Ein Anlagenbetreiber betreibt seit dem Jahr 2007 eine Biogasanlage mit ursprünglich zwei BHKW. Im Jahr 2009 wurde die Anlage um ein weiteres BHKW mit einer installierten Leistung von 500 kW erweitert. Die beiden ursprünglichen BHKW werden seitdem lediglich noch als Redundanz-BHKW weiter genutzt. Noch vor dem 1. August 2014 ist die Anlage dann um ein weiteres BHKW mit einer installierten Leistung von 600 kW erweitert worden.

Jetzt plant der Anlagenbetreiber das 500-kW-BHKW aus dem Jahr 2009 an einen neuen Standort in einer Entfernung von ca. 4,5 Kilometern zum Anlagenstandort zu versetzen und dort als eigenständige Anlage weiter zu betreiben (sog. „Satelliten-BHKW“). Zudem sollen an dem neuen Standort zwei weitere BHKW zur Flexibilisierung (Flex-BHKW) in einem Abstand von etwa 5 Metern zum versetzten BHKW errichtet werden.

Alle drei BHKW sollen an eine gemeinsame Gassammelschiene angeschlossen und über eine Mikrogasleitung mit Biogas aus der Biogasanlage versorgt werden. Nach den Planungen sollen die BHKW in einem gemeinsamen BHKW-Gebäude unter Nutzung gemeinsamer Regelungstechnik betrieben und die erzeugte Wärme in ein Nahwärmenetz eingespeist werden.

Für die Clearingstelle stellte sich nunmehr die Frage, ob das versetze BHKW und die Flex-BHKW als eine gemeinsame Anlage im Sinne des EEG zu werten sind oder ob es sich bei den BHKW jeweils um drei getrennte Anlagen handelt.

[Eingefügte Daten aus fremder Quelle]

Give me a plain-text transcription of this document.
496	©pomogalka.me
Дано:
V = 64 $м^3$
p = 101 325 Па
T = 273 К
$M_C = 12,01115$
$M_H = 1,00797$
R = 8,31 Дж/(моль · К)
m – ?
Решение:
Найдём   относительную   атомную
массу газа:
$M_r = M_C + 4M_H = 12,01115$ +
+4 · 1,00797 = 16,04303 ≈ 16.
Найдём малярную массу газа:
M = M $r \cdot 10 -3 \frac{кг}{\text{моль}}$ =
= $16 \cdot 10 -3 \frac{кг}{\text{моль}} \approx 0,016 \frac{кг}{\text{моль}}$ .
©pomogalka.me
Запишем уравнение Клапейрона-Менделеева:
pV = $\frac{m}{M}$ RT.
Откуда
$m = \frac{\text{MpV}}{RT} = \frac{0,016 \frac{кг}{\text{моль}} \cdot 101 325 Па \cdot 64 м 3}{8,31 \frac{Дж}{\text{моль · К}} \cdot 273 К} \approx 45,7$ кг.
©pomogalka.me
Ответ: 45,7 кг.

Während allgemein anerkannt ist, dass ein zu einer Biogasanlage hinzugebautes BHKW als Anlagenerweiterung zu werten ist, ist dies bei Satelliten-BHKW weniger eindeutig. Denn hier fehlt die gemeinsame Verbindung der BHWK über einen Fermenter. Die Frage der Anlagenzusammenfassung ist aber von erheblicher wirtschaftlicher Bedeutung:

Handelt es sich bei den Flex-BHKW um die Erweiterung des Satelliten-BHKW, wird der aus den zugebauten BHKW erzeugte und in das Stromnetz eingespeiste Strom genauso vergütet, wie der Strom aus dem versetzten BHKW. Darüber hinaus eröffnet die Anlagenerweiterung die Möglichkeit zur Aufnahme eines strommarktorientierten Anlagenbetriebs und zur Inanspruchnahme der Flexibilitätsprämie. Gilt das hinzugebaute BHKW hingegen als eigenständige Anlage, besteht nach dem EEG nur ein vergleichsweise geringer Vergütungsanspruch nach dem EEG 2017 – und dies auch nur, wenn der Anlagenbetreiber einen Zuschlag im Ausschreibungsverfahren erhalten hat. Ein wirtschaftlicher Betrieb der neuen BHKW wäre so wohl kaum möglich.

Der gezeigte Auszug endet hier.